A huge advantage of ggplot’s use of the mapping and layering technique is that you can easily map continuous values to sets of points.

Here we color code by price itself, a continuous variable

ggplot(data = diamonds, mapping = aes(x = carat, y = price)) +
  geom_point(aes(color = price),
             shape = 18, size = 3) +
  xlab('Carat') +
  ylab('Price') +
  #scale_color_manual(values = c('blue', 'chocolate'), labels = c('Better', 'Fair')) +
  guides(color = guide_colorbar(title = '', reverse = T)) +
  #coord_cartesian(xlim = c(min(diamonds$carat), 1), ylim = c(0, 10000)) +
  theme(legend.position = c(.1, .7)) +
  geom_smooth(method = 'lm', 
              formula = 'y ~ x',
              se = F,
              color = 'grey', 
              size = 1.4, 
              linetype = 2) +
  # Some theme options to make it look more like a base R plot:
  theme(plot.title = element_text(hjust = .5), text = element_text(size = 12)) +
  theme(panel.border = element_rect(color = 'black', fill = NA, size = .9)) +
  theme(panel.background = element_rect(color = 'black', fill = 'white')) +
  theme(panel.grid = element_line(color = 'lightgrey', size = .2)) +
  theme(plot.background = element_rect(fill = 'white')) +
  theme(axis.text = element_text(size = 10, color = 'black')) +
  # We can add a title too
  ggtitle(label = 'This Is the Plot Title!')

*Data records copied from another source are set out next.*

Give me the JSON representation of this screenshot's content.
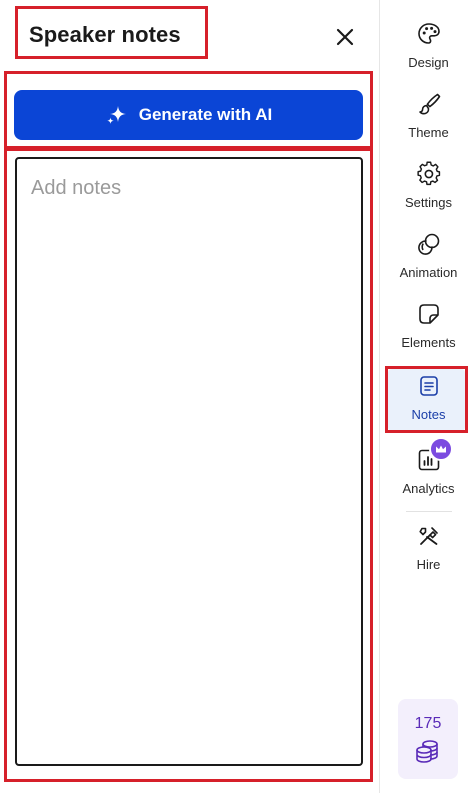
{
  "panel": {
    "title": "Speaker notes",
    "generate_label": "Generate with AI",
    "notes_placeholder": "Add notes",
    "notes_value": ""
  },
  "rail": {
    "items": [
      {
        "label": "Design",
        "icon": "palette-icon"
      },
      {
        "label": "Theme",
        "icon": "brush-icon"
      },
      {
        "label": "Settings",
        "icon": "gear-icon"
      },
      {
        "label": "Animation",
        "icon": "animation-icon"
      },
      {
        "label": "Elements",
        "icon": "sticker-icon"
      },
      {
        "label": "Notes",
        "icon": "notes-icon",
        "active": true
      },
      {
        "label": "Analytics",
        "icon": "chart-icon",
        "premium": true
      },
      {
        "label": "Hire",
        "icon": "tools-icon"
      }
    ],
    "credits": "175"
  },
  "colors": {
    "accent": "#0b45d6",
    "highlight": "#d6202a",
    "premium": "#7b4be0"
  }
}
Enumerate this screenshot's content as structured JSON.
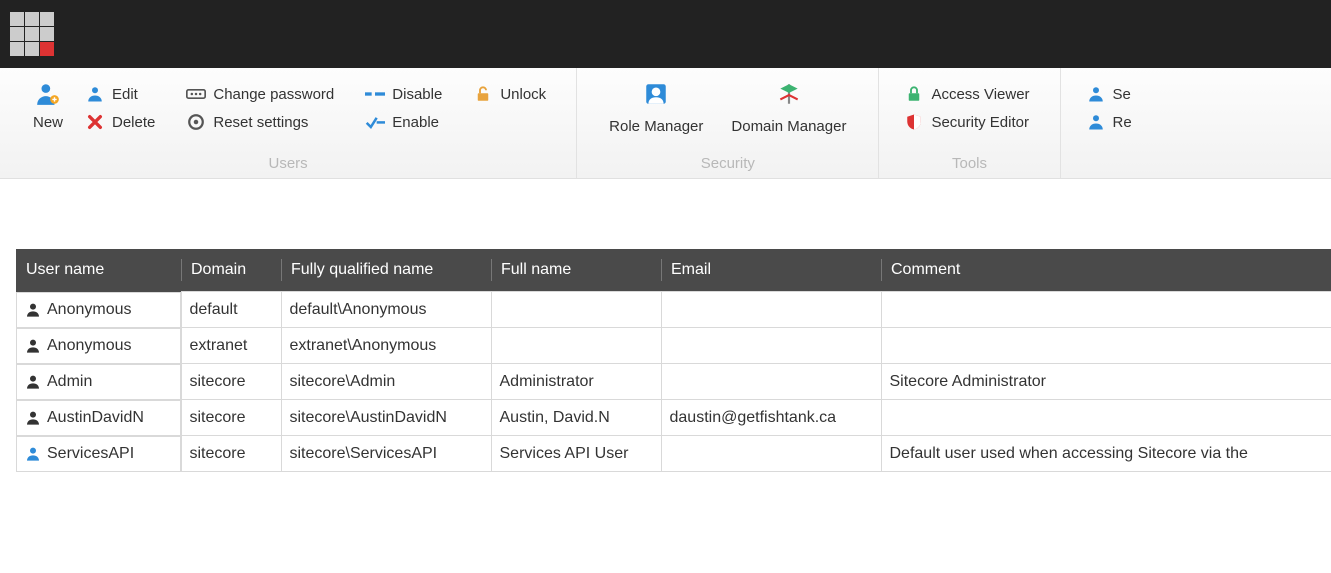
{
  "ribbon": {
    "users_group_label": "Users",
    "security_group_label": "Security",
    "tools_group_label": "Tools",
    "new": "New",
    "edit": "Edit",
    "delete": "Delete",
    "change_password": "Change password",
    "reset_settings": "Reset settings",
    "disable": "Disable",
    "enable": "Enable",
    "unlock": "Unlock",
    "role_manager": "Role Manager",
    "domain_manager": "Domain Manager",
    "access_viewer": "Access Viewer",
    "security_editor": "Security Editor",
    "se": "Se",
    "re": "Re"
  },
  "table": {
    "headers": {
      "user_name": "User name",
      "domain": "Domain",
      "fqn": "Fully qualified name",
      "full_name": "Full name",
      "email": "Email",
      "comment": "Comment"
    },
    "rows": [
      {
        "icon": "dark",
        "user": "Anonymous",
        "domain": "default",
        "fqn": "default\\Anonymous",
        "full": "",
        "email": "",
        "comment": ""
      },
      {
        "icon": "dark",
        "user": "Anonymous",
        "domain": "extranet",
        "fqn": "extranet\\Anonymous",
        "full": "",
        "email": "",
        "comment": ""
      },
      {
        "icon": "dark",
        "user": "Admin",
        "domain": "sitecore",
        "fqn": "sitecore\\Admin",
        "full": "Administrator",
        "email": "",
        "comment": "Sitecore Administrator"
      },
      {
        "icon": "dark",
        "user": "AustinDavidN",
        "domain": "sitecore",
        "fqn": "sitecore\\AustinDavidN",
        "full": "Austin, David.N",
        "email": "daustin@getfishtank.ca",
        "comment": ""
      },
      {
        "icon": "blue",
        "user": "ServicesAPI",
        "domain": "sitecore",
        "fqn": "sitecore\\ServicesAPI",
        "full": "Services API User",
        "email": "",
        "comment": "Default user used when accessing Sitecore via the "
      }
    ]
  }
}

We can also easily view effects between groups by mapping a grouping variable

ggplot(data = diamonds, mapping = aes(x = carat, y = price)) +
  geom_point(aes(color = price),
             shape = 18, size = 3) +
  xlab('Carat') +
  ylab('Price') +
  geom_smooth(method = 'lm', 
              formula = 'y ~ x',
              se = F,
              color = 'grey', 
              size = 1.4, 
              linetype = 2) +
  # Some theme options to make it look more like a base R plot:
  theme(plot.title = element_text(hjust = .5), text = element_text(size = 12)) +
  theme(panel.border = element_rect(color = 'black', fill = NA, size = .9)) +
  theme(panel.background = element_rect(color = 'black', fill = 'white')) +
  theme(panel.grid = element_line(color = 'lightgrey', size = .2)) +
  theme(plot.background = element_rect(fill = 'white')) +
  theme(axis.text = element_text(size = 10, color = 'black')) +
  # We can add a title too
  ggtitle(label = 'This Is the Plot Title!') +
  # Assign the grouping variable
  facet_wrap(~cut, scales = 'free') +
  # And we can map the points to a new color pallette
  scale_color_gradient(low = 'gold', high = 'chocolate')